Jan 31 2005
What Culture War? Scholar Insists It Doesn’t Really Exist
The hottest issue among politicians and religious leaders is the “culture war”– a supposed crisis in moral and religious values that is ripping at the fabric of the nation.
A scholar from the University of Michigan School of Business is jumping into the fray. But he is not armed with another bombshell. Instead, sociologist Wayne Baker is waving a white flag at all sides in this conflict.
“We need to think about this in a new way. I believe that this culture war is a myth in this country,” Baker said Thursday as he gave dozens of other scholars in the business school a first glimpse at his research. “We think we’re divided — and we’re really not.”
The widespread panic has been driven largely by political and religious activists hoping to whip up support for their causes, Baker said.
“There’s a whole cottage industry of people selling this idea that there’s a crisis, and that we’ve lost our values, and that we’re deeply divided as a nation over that,” he said. “It’s not true.”
Before going public with his findings, Baker spent nearly a decade examining surveys and other social research data, gathered since 1981 in countries around the world.

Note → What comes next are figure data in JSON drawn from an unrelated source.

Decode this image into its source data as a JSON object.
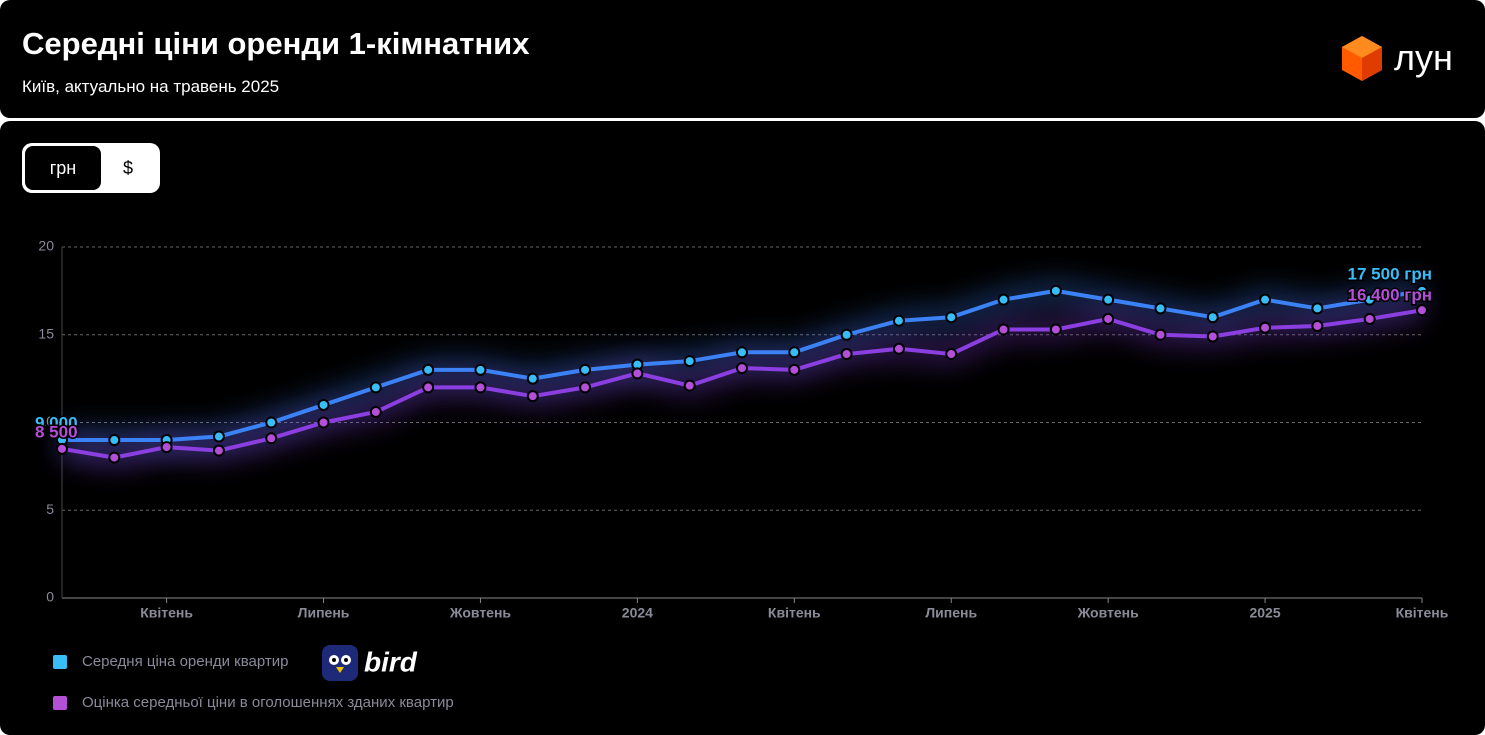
{
  "header": {
    "title": "Середні ціни оренди 1-кімнатних",
    "subtitle": "Київ, актуально на травень 2025",
    "logo": "лун"
  },
  "toggle": {
    "options": [
      "грн",
      "$"
    ],
    "active": 0
  },
  "sponsor": "bird",
  "chart_data": {
    "type": "line",
    "categories": [
      null,
      null,
      "Квітень",
      null,
      null,
      "Липень",
      null,
      null,
      "Жовтень",
      null,
      null,
      "2024",
      null,
      null,
      "Квітень",
      null,
      null,
      "Липень",
      null,
      null,
      "Жовтень",
      null,
      null,
      "2025",
      null,
      null,
      "Квітень"
    ],
    "ylim": [
      0,
      20
    ],
    "yticks": [
      0,
      5,
      10,
      15,
      20
    ],
    "grid": true,
    "series": [
      {
        "name": "Середня ціна оренди квартир",
        "color": "#3b82f6",
        "label_color": "#38bdf8",
        "values": [
          9.0,
          9.0,
          9.0,
          9.2,
          10.0,
          11.0,
          12.0,
          13.0,
          13.0,
          12.5,
          13.0,
          13.3,
          13.5,
          14.0,
          14.0,
          15.0,
          15.8,
          16.0,
          17.0,
          17.5,
          17.0,
          16.5,
          16.0,
          17.0,
          16.5,
          17.0,
          17.5
        ],
        "value_labels": [
          "9 000",
          null,
          null,
          null,
          null,
          null,
          null,
          null,
          null,
          null,
          null,
          null,
          null,
          null,
          null,
          null,
          null,
          null,
          null,
          null,
          null,
          null,
          null,
          null,
          null,
          null,
          "17 500 грн"
        ]
      },
      {
        "name": "Оцінка середньої ціни в оголошеннях зданих квартир",
        "color": "#8b3fe0",
        "label_color": "#b44fd8",
        "values": [
          8.5,
          8.0,
          8.6,
          8.4,
          9.1,
          10.0,
          10.6,
          12.0,
          12.0,
          11.5,
          12.0,
          12.8,
          12.1,
          13.1,
          13.0,
          13.9,
          14.2,
          13.9,
          15.3,
          15.3,
          15.9,
          15.0,
          14.9,
          15.4,
          15.5,
          15.9,
          16.4
        ],
        "value_labels": [
          "8 500",
          null,
          null,
          null,
          null,
          null,
          null,
          null,
          null,
          null,
          null,
          null,
          null,
          null,
          null,
          null,
          null,
          null,
          null,
          null,
          null,
          null,
          null,
          null,
          null,
          null,
          "16 400 грн"
        ]
      }
    ]
  }
}
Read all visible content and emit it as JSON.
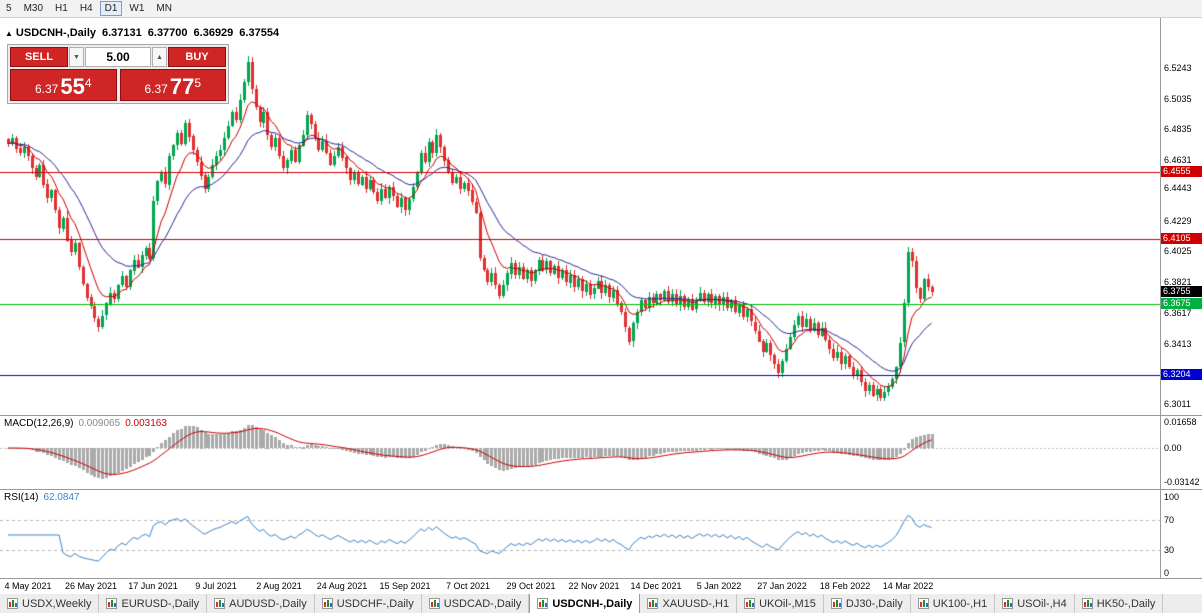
{
  "toolbar": {
    "timeframes": [
      {
        "label": "5",
        "active": false
      },
      {
        "label": "M30",
        "active": false
      },
      {
        "label": "H1",
        "active": false
      },
      {
        "label": "H4",
        "active": false
      },
      {
        "label": "D1",
        "active": true
      },
      {
        "label": "W1",
        "active": false
      },
      {
        "label": "MN",
        "active": false
      }
    ]
  },
  "ohlc_header": {
    "marker": "▲",
    "symbol": "USDCNH-,Daily",
    "open": "6.37131",
    "high": "6.37700",
    "low": "6.36929",
    "close": "6.37554"
  },
  "trade_panel": {
    "sell_button": "SELL",
    "buy_button": "BUY",
    "volume": "5.00",
    "spin_down": "▼",
    "spin_up": "▲",
    "sell_price": {
      "prefix": "6.37",
      "main": "55",
      "sup": "4"
    },
    "buy_price": {
      "prefix": "6.37",
      "main": "77",
      "sup": "5"
    }
  },
  "chart_data": {
    "type": "candlestick",
    "symbol": "USDCNH-",
    "timeframe": "Daily",
    "x_tick_labels": [
      "4 May 2021",
      "26 May 2021",
      "17 Jun 2021",
      "9 Jul 2021",
      "2 Aug 2021",
      "24 Aug 2021",
      "15 Sep 2021",
      "7 Oct 2021",
      "29 Oct 2021",
      "22 Nov 2021",
      "14 Dec 2021",
      "5 Jan 2022",
      "27 Jan 2022",
      "18 Feb 2022",
      "14 Mar 2022"
    ],
    "bars_per_tick": 16,
    "first_tick_bar_index": 5,
    "price_scale": {
      "max": 6.556,
      "min": 6.296
    },
    "y_axis_labels": [
      "6.5243",
      "6.5035",
      "6.4835",
      "6.4631",
      "6.4443",
      "6.4229",
      "6.4025",
      "6.3821",
      "6.3617",
      "6.3413",
      "6.3011"
    ],
    "closes": [
      6.474,
      6.478,
      6.471,
      6.468,
      6.472,
      6.466,
      6.458,
      6.452,
      6.46,
      6.447,
      6.438,
      6.443,
      6.43,
      6.418,
      6.425,
      6.41,
      6.402,
      6.408,
      6.392,
      6.381,
      6.372,
      6.366,
      6.358,
      6.353,
      6.36,
      6.368,
      6.375,
      6.371,
      6.38,
      6.386,
      6.379,
      6.39,
      6.397,
      6.392,
      6.4,
      6.405,
      6.398,
      6.436,
      6.449,
      6.455,
      6.447,
      6.466,
      6.473,
      6.481,
      6.474,
      6.488,
      6.479,
      6.47,
      6.462,
      6.453,
      6.444,
      6.452,
      6.46,
      6.466,
      6.47,
      6.478,
      6.486,
      6.495,
      6.49,
      6.503,
      6.515,
      6.528,
      6.51,
      6.498,
      6.488,
      6.495,
      6.48,
      6.472,
      6.478,
      6.466,
      6.458,
      6.463,
      6.47,
      6.462,
      6.473,
      6.48,
      6.493,
      6.487,
      6.478,
      6.47,
      6.476,
      6.468,
      6.46,
      6.466,
      6.472,
      6.465,
      6.458,
      6.45,
      6.455,
      6.447,
      6.452,
      6.444,
      6.45,
      6.442,
      6.436,
      6.444,
      6.438,
      6.445,
      6.439,
      6.432,
      6.438,
      6.43,
      6.437,
      6.445,
      6.455,
      6.468,
      6.462,
      6.475,
      6.468,
      6.48,
      6.472,
      6.463,
      6.455,
      6.448,
      6.452,
      6.444,
      6.448,
      6.443,
      6.435,
      6.428,
      6.398,
      6.39,
      6.382,
      6.388,
      6.38,
      6.373,
      6.38,
      6.388,
      6.395,
      6.387,
      6.392,
      6.384,
      6.39,
      6.383,
      6.39,
      6.397,
      6.39,
      6.396,
      6.388,
      6.393,
      6.385,
      6.39,
      6.382,
      6.387,
      6.379,
      6.384,
      6.376,
      6.381,
      6.374,
      6.378,
      6.383,
      6.375,
      6.38,
      6.372,
      6.377,
      6.368,
      6.362,
      6.352,
      6.343,
      6.355,
      6.362,
      6.37,
      6.365,
      6.372,
      6.368,
      6.374,
      6.37,
      6.376,
      6.369,
      6.374,
      6.367,
      6.373,
      6.366,
      6.371,
      6.364,
      6.37,
      6.375,
      6.369,
      6.374,
      6.368,
      6.373,
      6.367,
      6.372,
      6.365,
      6.37,
      6.362,
      6.367,
      6.359,
      6.364,
      6.356,
      6.35,
      6.343,
      6.336,
      6.342,
      6.334,
      6.328,
      6.322,
      6.33,
      6.338,
      6.346,
      6.354,
      6.36,
      6.353,
      6.358,
      6.35,
      6.355,
      6.347,
      6.352,
      6.344,
      6.338,
      6.332,
      6.336,
      6.328,
      6.333,
      6.326,
      6.32,
      6.324,
      6.316,
      6.31,
      6.314,
      6.307,
      6.311,
      6.305,
      6.309,
      6.313,
      6.318,
      6.326,
      6.342,
      6.368,
      6.402,
      6.396,
      6.378,
      6.371,
      6.384,
      6.379,
      6.3755
    ],
    "candle_colors": {
      "bull": "#00a651",
      "bear": "#e03030"
    },
    "moving_averages": [
      {
        "period": 8,
        "color": "#cc0000"
      },
      {
        "period": 21,
        "color": "#2a2a99"
      }
    ],
    "horizontal_lines": [
      {
        "price": 6.4555,
        "color": "#d00000"
      },
      {
        "price": 6.4105,
        "color": "#d00000"
      },
      {
        "price": 6.3675,
        "color": "#00c000"
      },
      {
        "price": 6.3204,
        "color": "#0000cc"
      }
    ],
    "price_badges": [
      {
        "text": "6.4555",
        "price": 6.4555,
        "bg": "#d00000"
      },
      {
        "text": "6.4105",
        "price": 6.4105,
        "bg": "#d00000"
      },
      {
        "text": "6.3755",
        "price": 6.37554,
        "bg": "#000000"
      },
      {
        "text": "6.3675",
        "price": 6.3675,
        "bg": "#00b040"
      },
      {
        "text": "6.3204",
        "price": 6.3204,
        "bg": "#0000cc"
      }
    ],
    "indicators": {
      "macd": {
        "label": "MACD(12,26,9)",
        "value_main": "0.009065",
        "value_signal": "0.003163",
        "fast": 12,
        "slow": 26,
        "signal": 9,
        "axis_labels": [
          "0.01658",
          "0.00",
          "-0.03142"
        ],
        "histogram_color": "#aaaaaa",
        "signal_color": "#cc0000"
      },
      "rsi": {
        "label": "RSI(14)",
        "value": "62.0847",
        "period": 14,
        "axis_labels": [
          "100",
          "70",
          "30",
          "0"
        ],
        "levels": [
          70,
          30
        ],
        "color": "#3d85c8"
      }
    }
  },
  "tabs": {
    "active_index": 5,
    "items": [
      {
        "label": "USDX,Weekly"
      },
      {
        "label": "EURUSD-,Daily"
      },
      {
        "label": "AUDUSD-,Daily"
      },
      {
        "label": "USDCHF-,Daily"
      },
      {
        "label": "USDCAD-,Daily"
      },
      {
        "label": "USDCNH-,Daily"
      },
      {
        "label": "XAUUSD-,H1"
      },
      {
        "label": "UKOil-,M15"
      },
      {
        "label": "DJ30-,Daily"
      },
      {
        "label": "UK100-,H1"
      },
      {
        "label": "USOil-,H4"
      },
      {
        "label": "HK50-,Daily"
      }
    ]
  }
}
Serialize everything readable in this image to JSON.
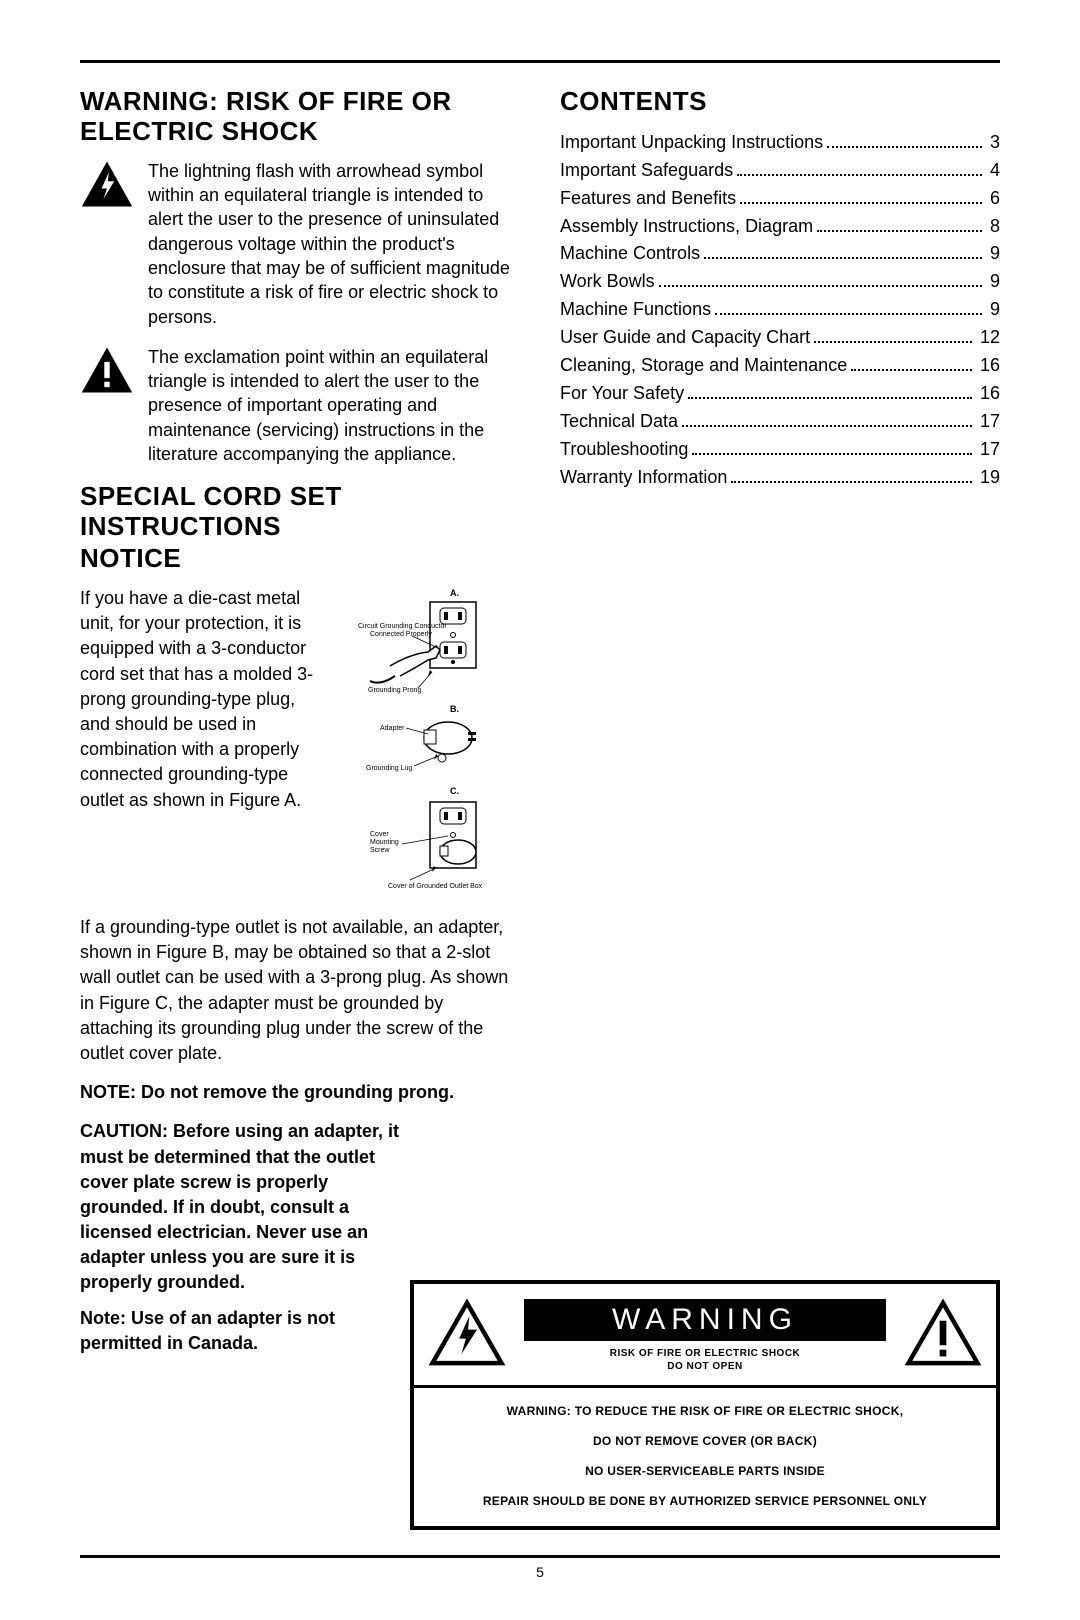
{
  "warning_heading": "WARNING: RISK OF FIRE OR ELECTRIC SHOCK",
  "lightning_text": "The lightning flash with arrowhead symbol within an equilateral triangle is intended to alert the user to the presence of uninsulated dangerous voltage within the product's enclosure that may be of sufficient magnitude to constitute a risk of fire or electric shock to persons.",
  "exclaim_text": "The exclamation point within an equilateral triangle is intended to alert the user to the presence of important operating and maintenance (servicing) instructions in the literature accompanying the appliance.",
  "cord_heading": "SPECIAL CORD SET INSTRUCTIONS",
  "notice_heading": "NOTICE",
  "notice_para": "If you have a die-cast metal unit, for your protection, it is equipped with a 3-conductor cord set that has a molded 3-prong grounding-type plug, and should be used in combination with a properly connected grounding-type outlet as shown in Figure A.",
  "notice_para2": "If a grounding-type outlet is not available, an adapter, shown in Figure B, may be obtained so that a 2-slot wall outlet can be used with a 3-prong plug. As shown in Figure C, the adapter must be grounded by attaching its grounding plug under the screw of the outlet cover plate.",
  "note_bold": "NOTE: Do not remove the grounding prong.",
  "caution_bold": "CAUTION: Before using an adapter, it must be determined that the outlet cover plate screw is properly grounded. If in doubt, consult a licensed electrician. Never use an adapter unless you are sure it is properly grounded.",
  "canada_note": "Note: Use of an adapter is not permitted in Canada.",
  "contents_heading": "CONTENTS",
  "toc": [
    {
      "label": "Important Unpacking Instructions",
      "page": "3"
    },
    {
      "label": "Important Safeguards",
      "page": "4"
    },
    {
      "label": "Features and Benefits",
      "page": "6"
    },
    {
      "label": "Assembly Instructions, Diagram",
      "page": "8"
    },
    {
      "label": "Machine Controls",
      "page": "9"
    },
    {
      "label": "Work Bowls",
      "page": "9"
    },
    {
      "label": "Machine Functions",
      "page": "9"
    },
    {
      "label": "User Guide and Capacity Chart",
      "page": "12"
    },
    {
      "label": "Cleaning, Storage and Maintenance",
      "page": "16"
    },
    {
      "label": "For Your Safety",
      "page": "16"
    },
    {
      "label": "Technical Data",
      "page": "17"
    },
    {
      "label": "Troubleshooting",
      "page": "17"
    },
    {
      "label": "Warranty Information",
      "page": "19"
    }
  ],
  "diagram": {
    "A": "A.",
    "B": "B.",
    "C": "C.",
    "circuit": "Circuit Grounding Conductor",
    "connected": "Connected Properly",
    "grounding_prong": "Grounding Prong",
    "adapter": "Adapter",
    "grounding_lug": "Grounding Lug",
    "cover_screw": "Cover\nMounting\nScrew",
    "cover_box": "Cover of Grounded Outlet Box"
  },
  "wbox": {
    "banner": "WARNING",
    "sub1": "RISK OF FIRE OR ELECTRIC SHOCK",
    "sub2": "DO NOT OPEN",
    "l1": "WARNING: TO REDUCE THE RISK OF FIRE OR ELECTRIC SHOCK,",
    "l2": "DO NOT REMOVE COVER (OR BACK)",
    "l3": "NO USER-SERVICEABLE PARTS INSIDE",
    "l4": "REPAIR SHOULD BE DONE BY AUTHORIZED SERVICE PERSONNEL ONLY"
  },
  "page_number": "5"
}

“If we group together traditional values about God, country and family, including the importance of God and patriotism … it turns out these values are widely shared by Americans, and they’ve been solid over the last 20 years,” Baker said.
“That’s different than the picture in Europe, for example, where these values are not as important. But, in this country, we’re a very traditional society.”
Comments from scholars in the audience seemed to support Baker’s conclusions, which are summarized in a new book, America’s Crisis of Values.